I hadn’t been to Los Algodones since last winter. There have been a few changes since then.
First, the tribal parking lot has upped its price from $6 to $10. And now there’s a machine that accepts cards and spits out a receipt, although there’s an attendant who takes your card and does business with the machine for you. If you want to pay cash they no longer give change.
Second, they’ve changed traffic flow a bit. You used to make a right turn and then a left after paying. Now you just continue straight.
On the Mexican side of the border they’ve changed the entry point. Now, instead of continuing more or less straight, weaving around a couple of buildings, and ending up on Calle 2 (yellow line), you follow a new walkway along the border fence to Calle 3. (pink line) I had to reorient myself a little.
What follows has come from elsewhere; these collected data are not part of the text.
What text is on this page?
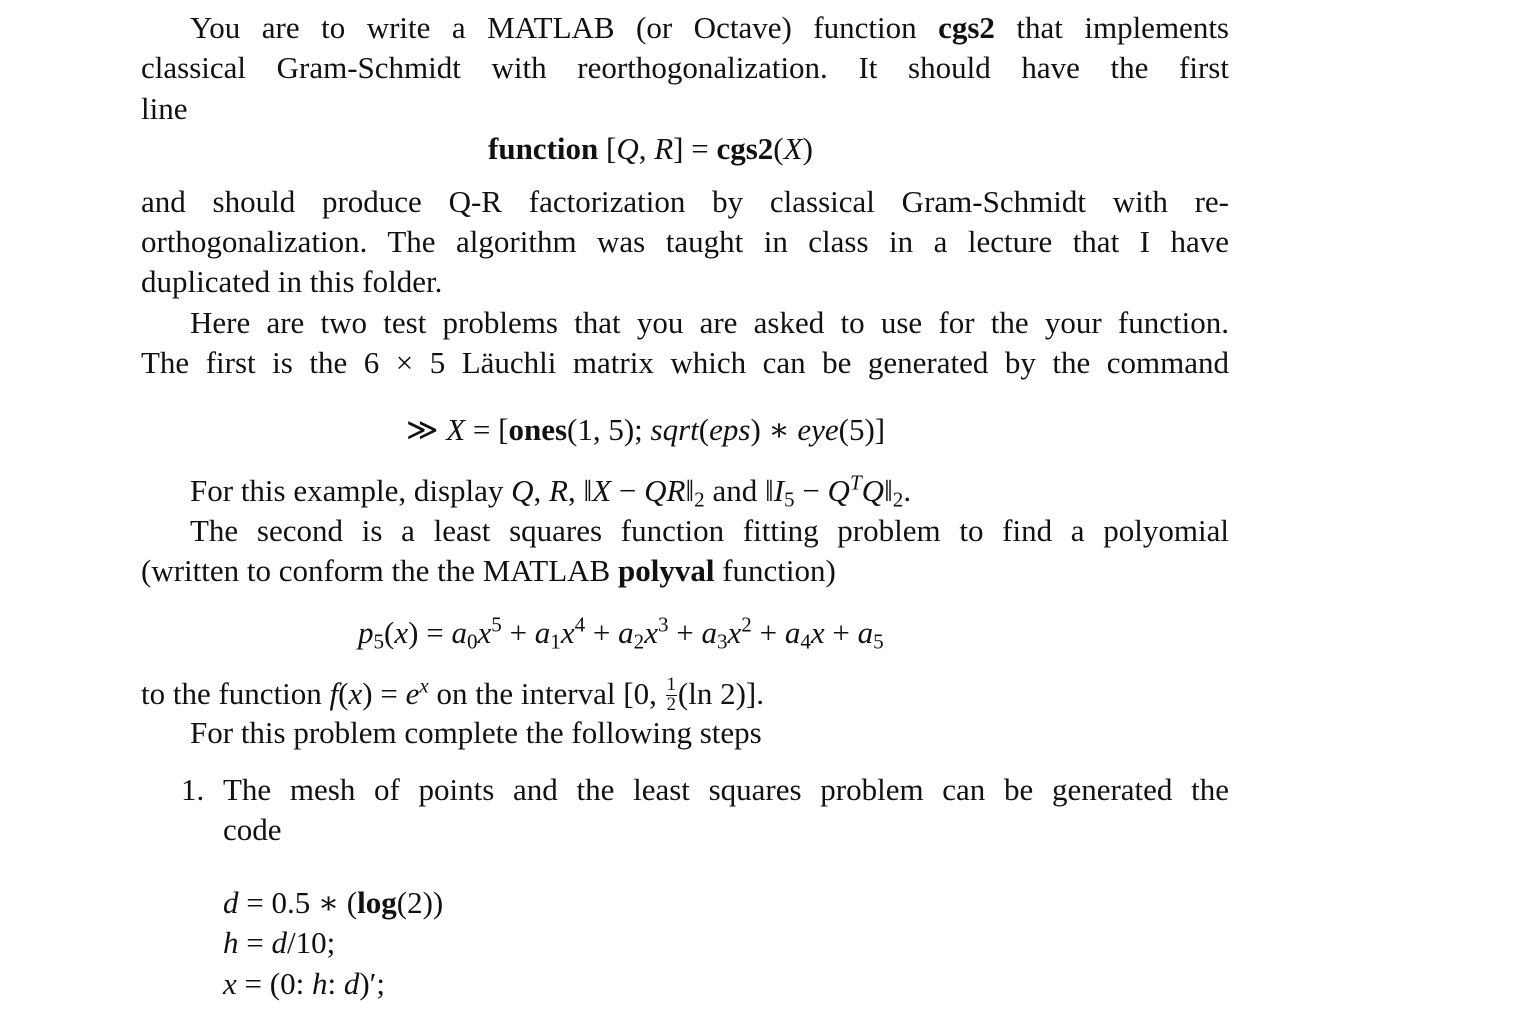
You are to write a MATLAB (or Octave) function cgs2 that implements
classical Gram-Schmidt with reorthogonalization. It should have the first
line
function [Q, R] = cgs2(X)
and should produce Q-R factorization by classical Gram-Schmidt with re-
orthogonalization. The algorithm was taught in class in a lecture that I have
duplicated in this folder.
Here are two test problems that you are asked to use for the your function.
The first is the 6 × 5 Läuchli matrix which can be generated by the command
≫ X = [ones(1, 5); sqrt(eps) ∗ eye(5)]
For this example, display Q, R, ‖X − $QR‖_2$ and $‖I_5$ − $Q^TQ‖_2$.
The second is a least squares function fitting problem to find a polyomial
(written to conform the the MATLAB polyval function)
$p_5(x) = a_0x^5 + a_1x^4 + a_2x^3 + a_3x^2 + a_4x + a_5$
to the function $f(x) = e^x$ on the interval [0, $\frac{1}{2} (\ln$ 2)].
For this problem complete the following steps
1. The mesh of points and the least squares problem can be generated the
code
d = 0.5 ∗ (log(2))
h = d/10;
x = (0: h: d)′;
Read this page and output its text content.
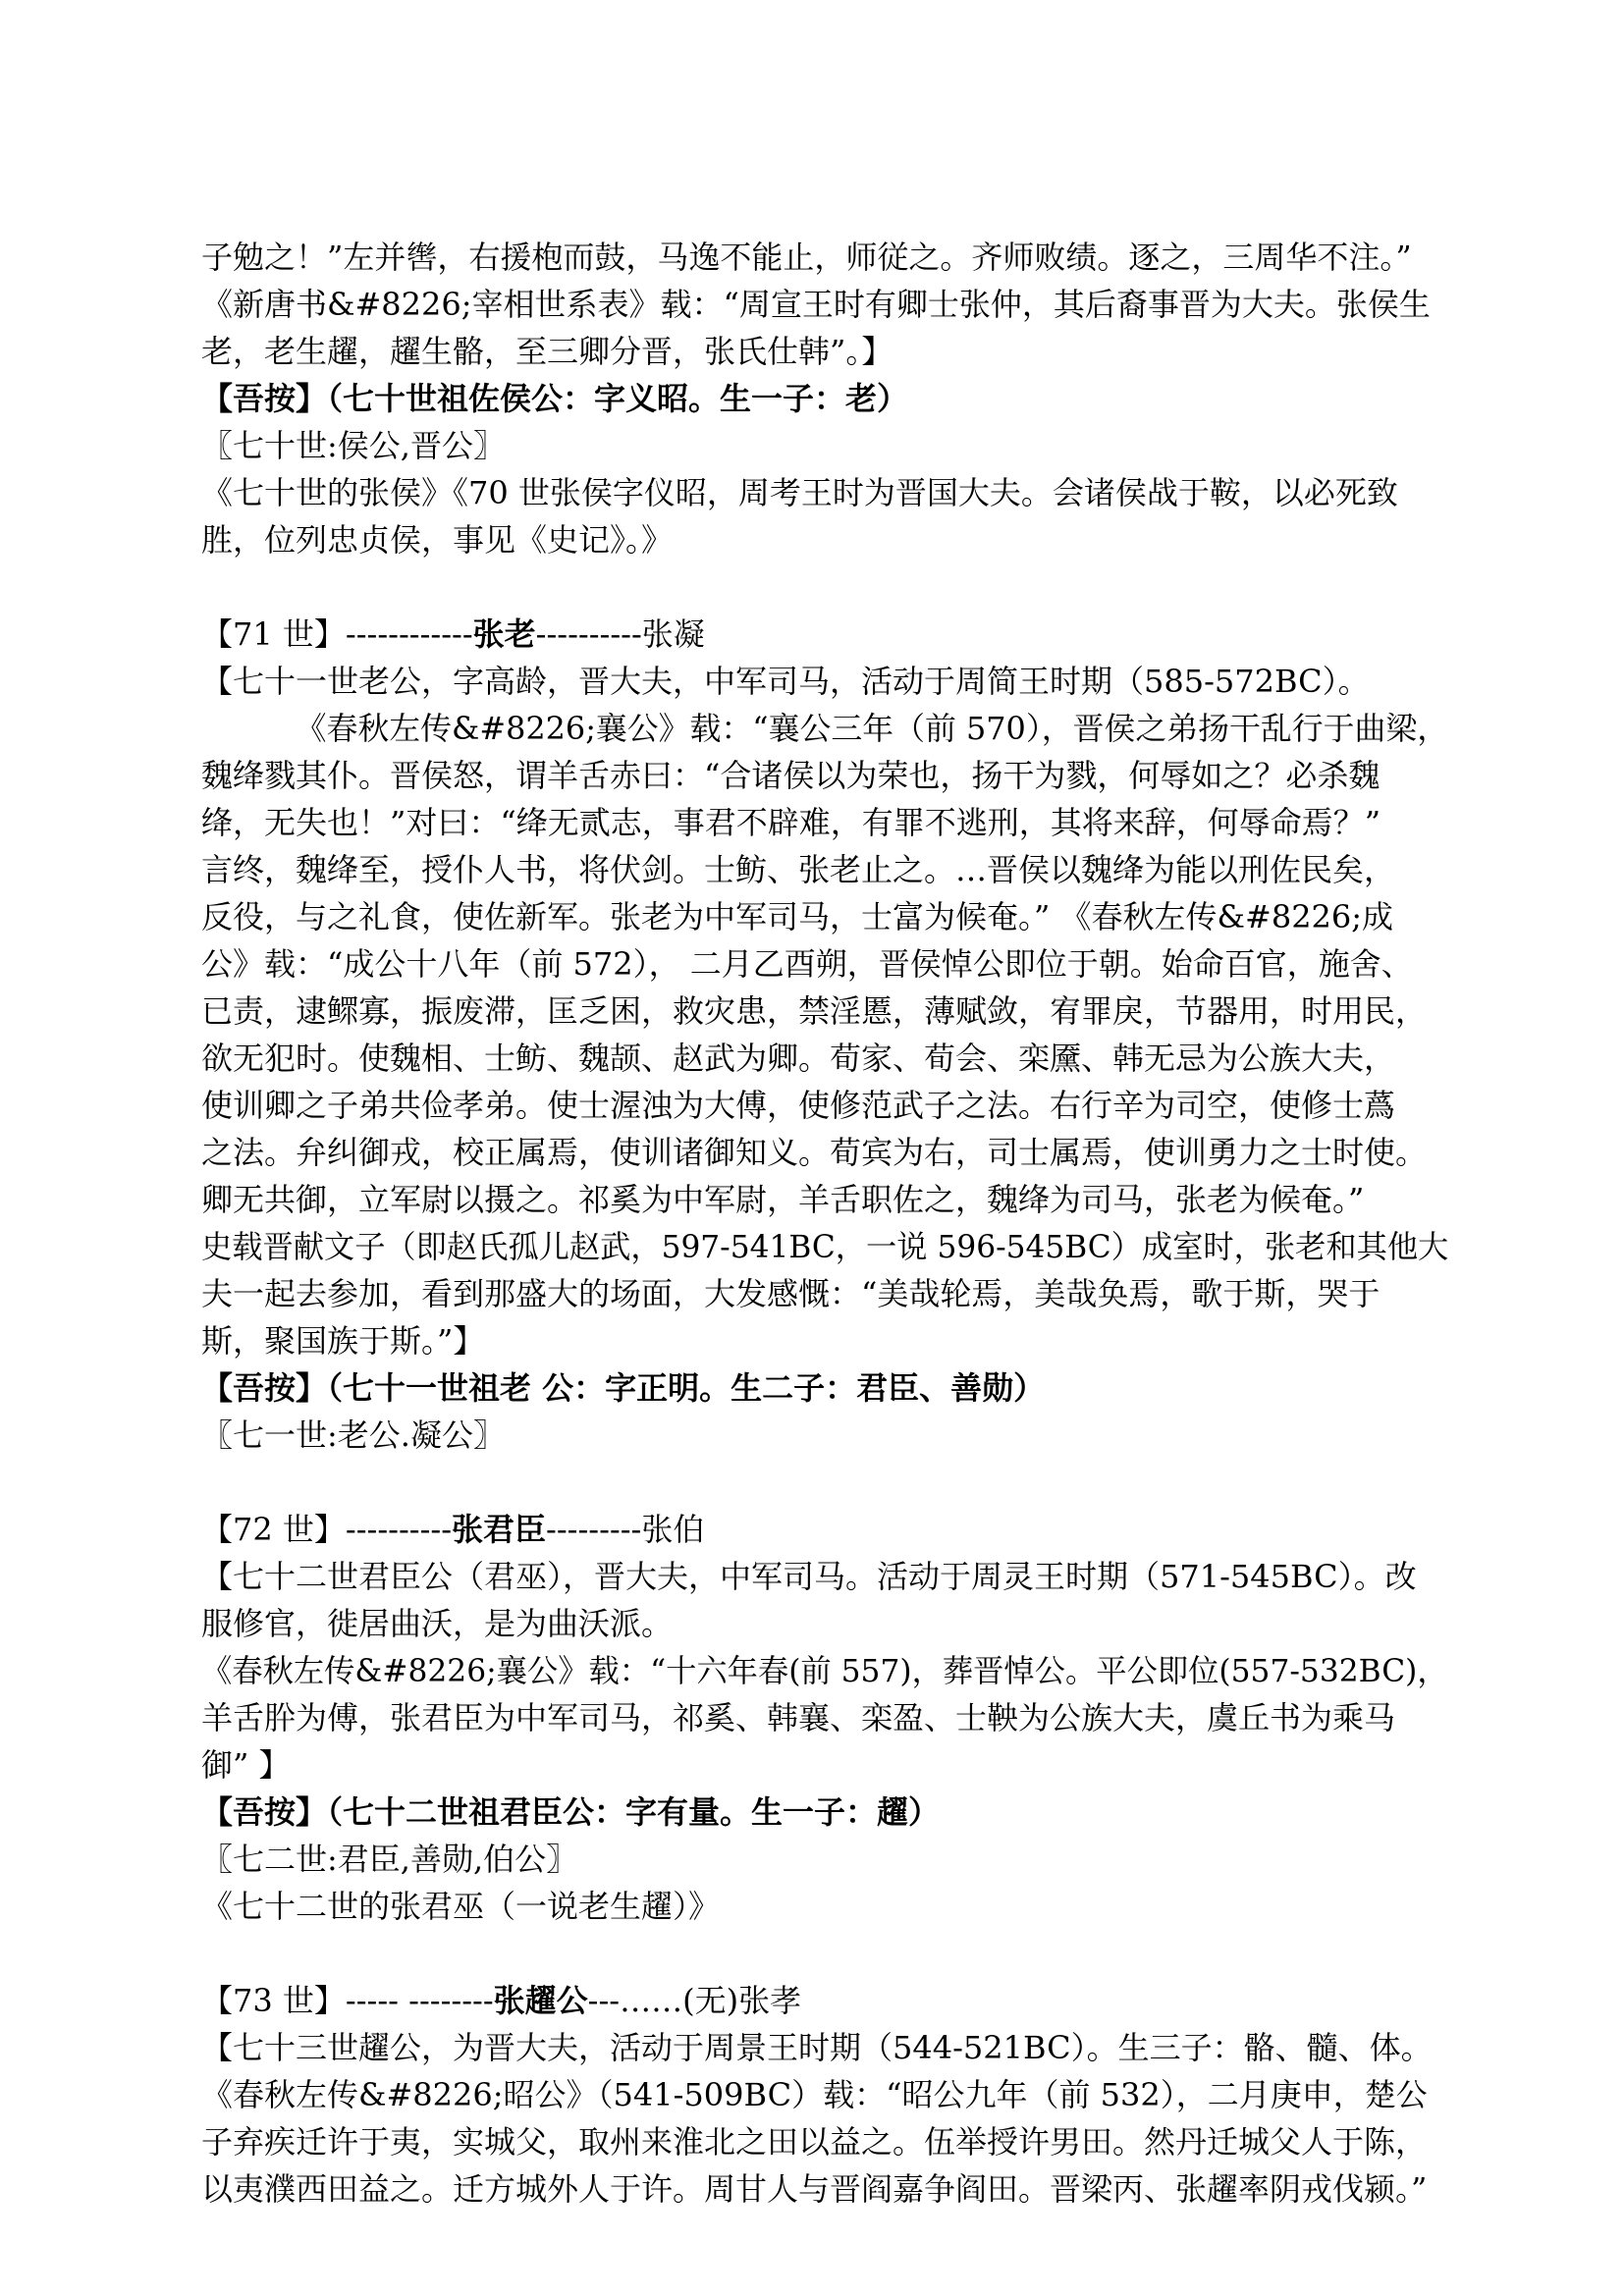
子勉之！”左并辔，右援枹而鼓，马逸不能止，师従之。齐师败绩。逐之，三周华不注。”
《新唐书&#8226;宰相世系表》载：“周宣王时有卿士张仲，其后裔事晋为大夫。张侯生
老，老生趯，趯生骼，至三卿分晋，张氏仕韩”。】
【吾按】（七十世祖佐侯公：字义昭。生一子：老）
〖七十世:侯公,晋公〗
《七十世的张侯》《70 世张侯字仪昭，周考王时为晋国大夫。会诸侯战于鞍，以必死致
胜，位列忠贞侯，事见《史记》。》
【71 世】------------张老----------张凝
【七十一世老公，字高龄，晋大夫，中军司马，活动于周简王时期（585-572BC）。
《春秋左传&#8226;襄公》载：“襄公三年（前 570），晋侯之弟扬干乱行于曲梁，
魏绛戮其仆。晋侯怒，谓羊舌赤曰：“合诸侯以为荣也，扬干为戮，何辱如之？必杀魏
绛，无失也！”对曰：“绛无贰志，事君不辟难，有罪不逃刑，其将来辞，何辱命焉？”
言终，魏绛至，授仆人书，将伏剑。士鲂、张老止之。…晋侯以魏绛为能以刑佐民矣，
反役，与之礼食，使佐新军。张老为中军司马，士富为候奄。” 《春秋左传&#8226;成
公》载：“成公十八年（前 572）， 二月乙酉朔，晋侯悼公即位于朝。始命百官，施舍、
已责，逮鳏寡，振废滞，匡乏困，救灾患，禁淫慝，薄赋敛，宥罪戾，节器用，时用民，
欲无犯时。使魏相、士鲂、魏颉、赵武为卿。荀家、荀会、栾黡、韩无忌为公族大夫，
使训卿之子弟共俭孝弟。使士渥浊为大傅，使修范武子之法。右行辛为司空，使修士蔿
之法。弁纠御戎，校正属焉，使训诸御知义。荀宾为右，司士属焉，使训勇力之士时使。
卿无共御，立军尉以摄之。祁奚为中军尉，羊舌职佐之，魏绛为司马，张老为候奄。”
史载晋献文子（即赵氏孤儿赵武，597-541BC，一说 596-545BC）成室时，张老和其他大
夫一起去参加，看到那盛大的场面，大发感慨：“美哉轮焉，美哉奂焉，歌于斯，哭于
斯，聚国族于斯。”】
【吾按】（七十一世祖老 公：字正明。生二子：君臣、善勋）
〖七一世:老公.凝公〗
【72 世】----------张君臣---------张伯
【七十二世君臣公（君巫），晋大夫，中军司马。活动于周灵王时期（571-545BC）。改
服修官，徙居曲沃，是为曲沃派。
《春秋左传&#8226;襄公》载：“十六年春(前 557)，葬晋悼公。平公即位(557-532BC)，
羊舌肸为傅，张君臣为中军司马，祁奚、韩襄、栾盈、士鞅为公族大夫，虞丘书为乘马
御” 】
【吾按】（七十二世祖君臣公：字有量。生一子：趯）
〖七二世:君臣,善勋,伯公〗
《七十二世的张君巫（一说老生趯）》
【73 世】----- --------张趯公---……(无)张孝
【七十三世趯公，为晋大夫，活动于周景王时期（544-521BC）。生三子：骼、髓、体。
《春秋左传&#8226;昭公》（541-509BC）载：“昭公九年（前 532），二月庚申，楚公
子弃疾迁许于夷，实城父，取州来淮北之田以益之。伍举授许男田。然丹迁城父人于陈，
以夷濮西田益之。迁方城外人于许。周甘人与晋阎嘉争阎田。晋梁丙、张趯率阴戎伐颍。”
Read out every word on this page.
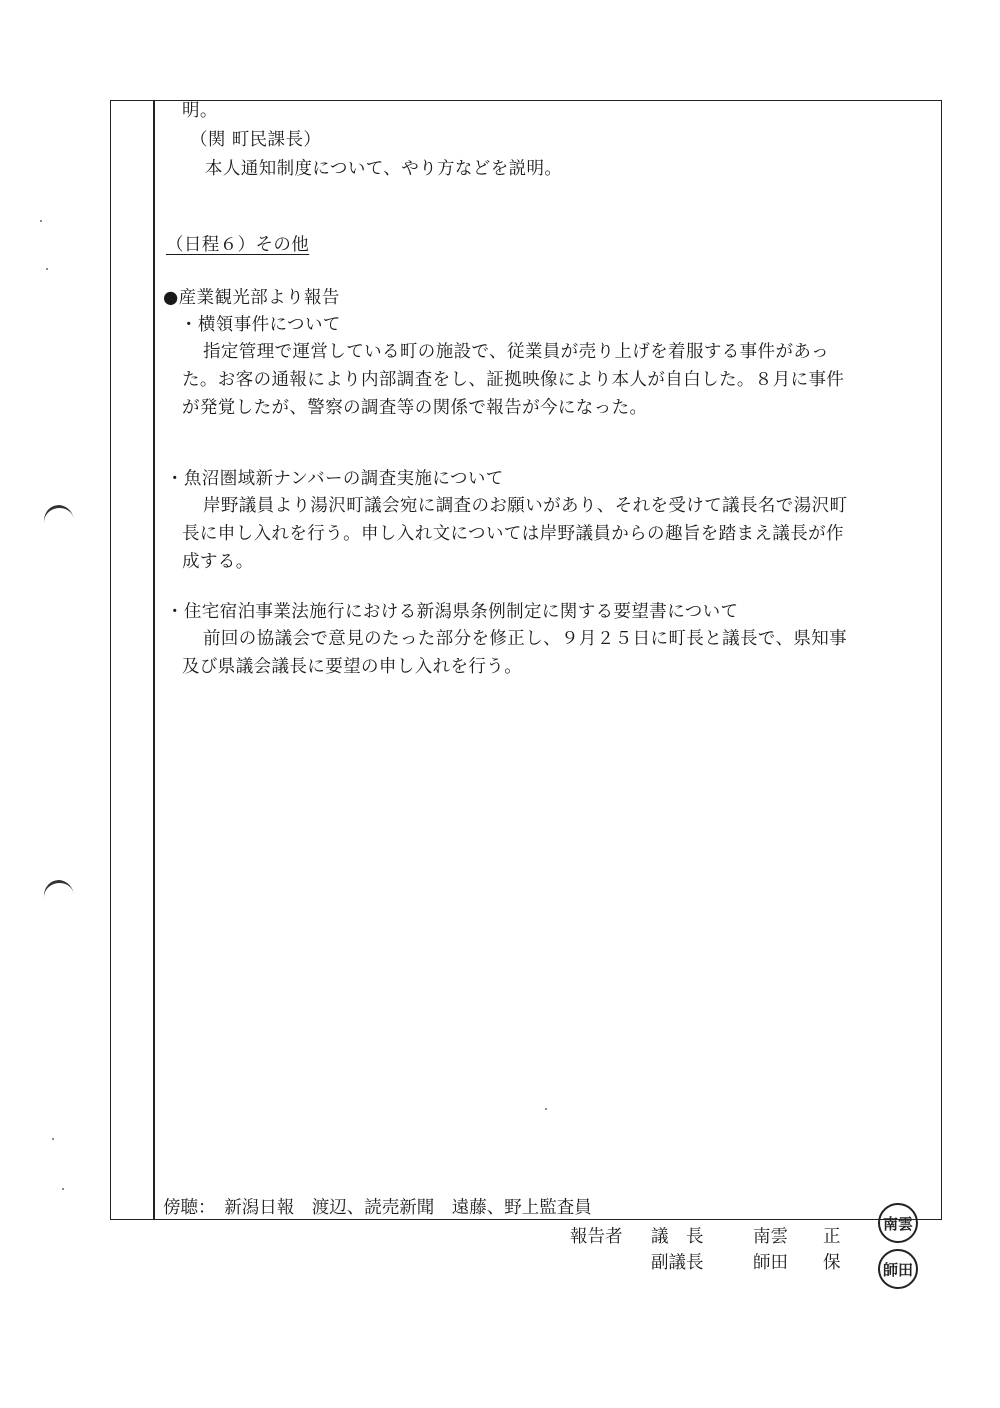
明。
（関 町民課長）
本人通知制度について、やり方などを説明。
（日程６）その他
●産業観光部より報告
・横領事件について
指定管理で運営している町の施設で、従業員が売り上げを着服する事件があっ
た。お客の通報により内部調査をし、証拠映像により本人が自白した。８月に事件
が発覚したが、警察の調査等の関係で報告が今になった。
・魚沼圏域新ナンバーの調査実施について
岸野議員より湯沢町議会宛に調査のお願いがあり、それを受けて議長名で湯沢町
長に申し入れを行う。申し入れ文については岸野議員からの趣旨を踏まえ議長が作
成する。
・住宅宿泊事業法施行における新潟県条例制定に関する要望書について
前回の協議会で意見のたった部分を修正し、９月２５日に町長と議長で、県知事
及び県議会議長に要望の申し入れを行う。
傍聴：　新潟日報　渡辺、読売新聞　遠藤、野上監査員
報告者 議　長	南雲　　正
副議長	師田　　保
南雲
師田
However, as a helpful local informed me, you cross back into the US the old way, off Calle 2. (green line)
The line at Customs & Immigration still trails back along the shaded sidewalk on Ave. Mariano Maria Lee, and there are the usual vendors (perhaps more of them). There’s still an agent at the first gate checking to see if you have your passport, and there’s still the turnstile. But now there’s only one door into the building being used, and they ring a doorbell when the next person may enter. Mmmm, okay. There have been as many as four agents on duty, but at this time there were only two.
I know the best time to get in and out of Los Algodones is early in the morning or in the evening, but I went at about noon anyway, when the line is usually the longest. It wasn’t the worst line I had been in, but it was still 47 minutes until I was out the door. I timed it.
So it was one of those familiar-but-different situations. But isn’t that pretty much the way life unfolds anyway.